What Are Annual Comprehensive Financial Reports (ACFR)?
An Annual Comprehensive Financial Report (ACFR) is a set of financial statements that a government entity issues in keeping with the requirements of the Governmental Accounting Standards Board (GASB). An ACFR describes an entity’s annual spending as well as its assets and liabilities at the end of a reporting year. The ACFR, issued by states, municipalities, and other government entities, provides a summarization of the annual reports of all of an entity’s agencies. Being a detailed presentation of a state’s financial condition, the ACFR comprises introductory, financial, and statistical sections.
The Current ACFR Format And The Inefficiencies Involved
An estimated 30,000 state and local governments in the US produce audited financial reports annually. However, these reports are made available in PDF format and so the information they contain is locked up. While data in the PDF format can very well be accessed and read by end-users, more vital operations such as data aggregation for the analysis and comparison of financial performance across government entities are not facilitated.
The Need For ACFRs In A Standardized, Machine-readable Format
There is a need to provide ACFRs in a standardized, machine-readable format that will ensure the data is more widely and easily accessible and can be sliced and diced in a number of ways that facilitate better decision-making. The open data standard best suited for this purpose and which comes with a track record of revolutionizing corporate compliance reporting across geographies is the eXtensible Business Reporting Language (XBRL) format.
In 2009, the US Securities and Exchange Commission (SEC) mandated XBRL reporting requirements for quarterly and annual financial information by public companies and in 2018 the Commission adopted the more advanced Inline XBRL (iXBRL) for corporate reporting. The use of the XBRL format has enhanced financial reporting by public companies through greater transparency, accessibility, and comparability, leading to benefits such as lower cost of capital and higher investor interest for companies, apart from investor protection.

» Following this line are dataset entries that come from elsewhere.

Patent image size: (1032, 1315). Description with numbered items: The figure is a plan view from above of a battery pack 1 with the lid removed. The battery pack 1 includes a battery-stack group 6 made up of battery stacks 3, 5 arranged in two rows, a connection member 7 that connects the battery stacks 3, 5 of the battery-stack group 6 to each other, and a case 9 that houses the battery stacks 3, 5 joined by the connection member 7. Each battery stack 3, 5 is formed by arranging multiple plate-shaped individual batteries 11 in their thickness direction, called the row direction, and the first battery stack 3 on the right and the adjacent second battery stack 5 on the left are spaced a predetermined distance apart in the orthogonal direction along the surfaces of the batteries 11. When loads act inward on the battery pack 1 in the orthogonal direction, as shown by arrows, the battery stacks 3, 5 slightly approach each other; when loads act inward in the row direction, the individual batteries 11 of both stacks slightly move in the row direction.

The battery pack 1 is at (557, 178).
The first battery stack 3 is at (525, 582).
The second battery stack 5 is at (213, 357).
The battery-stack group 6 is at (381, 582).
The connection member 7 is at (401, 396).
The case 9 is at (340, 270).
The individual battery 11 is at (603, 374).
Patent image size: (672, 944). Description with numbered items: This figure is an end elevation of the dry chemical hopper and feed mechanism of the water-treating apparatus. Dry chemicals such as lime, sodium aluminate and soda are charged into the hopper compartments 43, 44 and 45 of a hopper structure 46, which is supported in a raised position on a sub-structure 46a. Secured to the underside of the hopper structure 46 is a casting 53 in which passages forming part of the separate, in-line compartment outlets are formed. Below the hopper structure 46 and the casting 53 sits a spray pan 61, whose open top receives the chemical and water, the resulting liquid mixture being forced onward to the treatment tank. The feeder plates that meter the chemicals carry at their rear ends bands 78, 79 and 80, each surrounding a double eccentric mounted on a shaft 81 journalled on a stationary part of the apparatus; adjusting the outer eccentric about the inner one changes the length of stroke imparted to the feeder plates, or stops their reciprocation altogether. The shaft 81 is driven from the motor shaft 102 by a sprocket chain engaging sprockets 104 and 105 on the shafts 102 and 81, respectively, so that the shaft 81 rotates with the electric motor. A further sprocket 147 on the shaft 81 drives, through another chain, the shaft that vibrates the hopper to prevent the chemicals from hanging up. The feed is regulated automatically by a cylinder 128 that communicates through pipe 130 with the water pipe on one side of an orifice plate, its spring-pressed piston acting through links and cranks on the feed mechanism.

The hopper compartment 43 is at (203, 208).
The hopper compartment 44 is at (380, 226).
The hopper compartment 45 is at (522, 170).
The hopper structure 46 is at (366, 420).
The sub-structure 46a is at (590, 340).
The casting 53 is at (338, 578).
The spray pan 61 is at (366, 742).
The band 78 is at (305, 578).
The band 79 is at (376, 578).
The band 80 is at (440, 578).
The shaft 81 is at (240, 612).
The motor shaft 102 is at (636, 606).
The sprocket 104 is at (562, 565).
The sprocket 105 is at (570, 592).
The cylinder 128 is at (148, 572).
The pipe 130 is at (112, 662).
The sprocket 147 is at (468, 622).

The benefits that would accrue to entities issuing ACFRs from reporting in XBRL, to mention a few, are greater information transparency, lower costs of filing after an initial investment in digital filing software or services, and, most importantly, greater ease for buyers of municipal bonds to assess the creditworthiness of ACFR filing entities.
Per US Federal Reserve data as of September 30, 2021, the US municipal bond market is worth $4.0 trillion, which is much smaller than the $15.0 trillion that corporate and foreign bonds are worth. However, municipal bond issuers are far higher in number than corporate and foreign bond issuers.
If the financial information of municipal bond issuers can be captured in the XBRL structured data format, the markets would find it easier to gauge the price government entities would pay to borrow funds for infrastructure building and maintenance. This is bound to increase fund flows into the municipal bond market.
Which the US States Have Taken Steps Towards XBRL-based Reporting?
In 2018, Florida passed a bill that requires more than 400 separate municipalities, including 282 cities, to submit their financial information in the XBRL format by September 2022.
California passed a similar bill in 2019, calling for an Open Financial Statements Act that would establish a 9-member Open Financial Statement Commission tasked with building test taxonomies to represent public agency financial filings.
Demonstration Comprehensive Annual Financial Report (CAFR) Taxonomy
In January 2019, XBRL US released the Demonstration Comprehensive Annual Financial Report (CAFR) Taxonomy that it developed along with the Local Government Disclosure Modernization Working Group. The taxonomy has since gone through two releases, one in the latter half of 2019 and the other in early 2020. The acronym CAFR has now been changed to ACFR as the former reads like a racial slur.
The demonstration taxonomy has already been put to use. XBRL US has said that Will County, Illinois, is the first local government in the US to publish its financial statement data in the XBRL format and publish it on its website.
Other Moves Towards Data Transparency: OPEN Government Data Act & GREAT Act
In January 2019, then US President Donald Trump signed into law the Foundations for Evidence-Based Policymaking Act, which includes the Open, Public, Electronic, and Necessary (OPEN) Government Data Act. The OPEN Government Data Act mandates that all non-sensitive government data be made public in machine-readable formats by default. The legislation is aimed at improving the efficiency of government services, enhancing public access to government information, and facilitating innovation and entrepreneurship.
In January 2020, the US Congress passed the Grant Reporting Efficiency and Agreements Transparency (GREAT) Act, which is aimed at transforming federal grant reporting and modernizing the process with data standards. This would help bring more accountability and transparency to federal funding and its reporting. Improving the oversight of state spending and making financial reports at the local level more accessible to constituents would be the purpose served.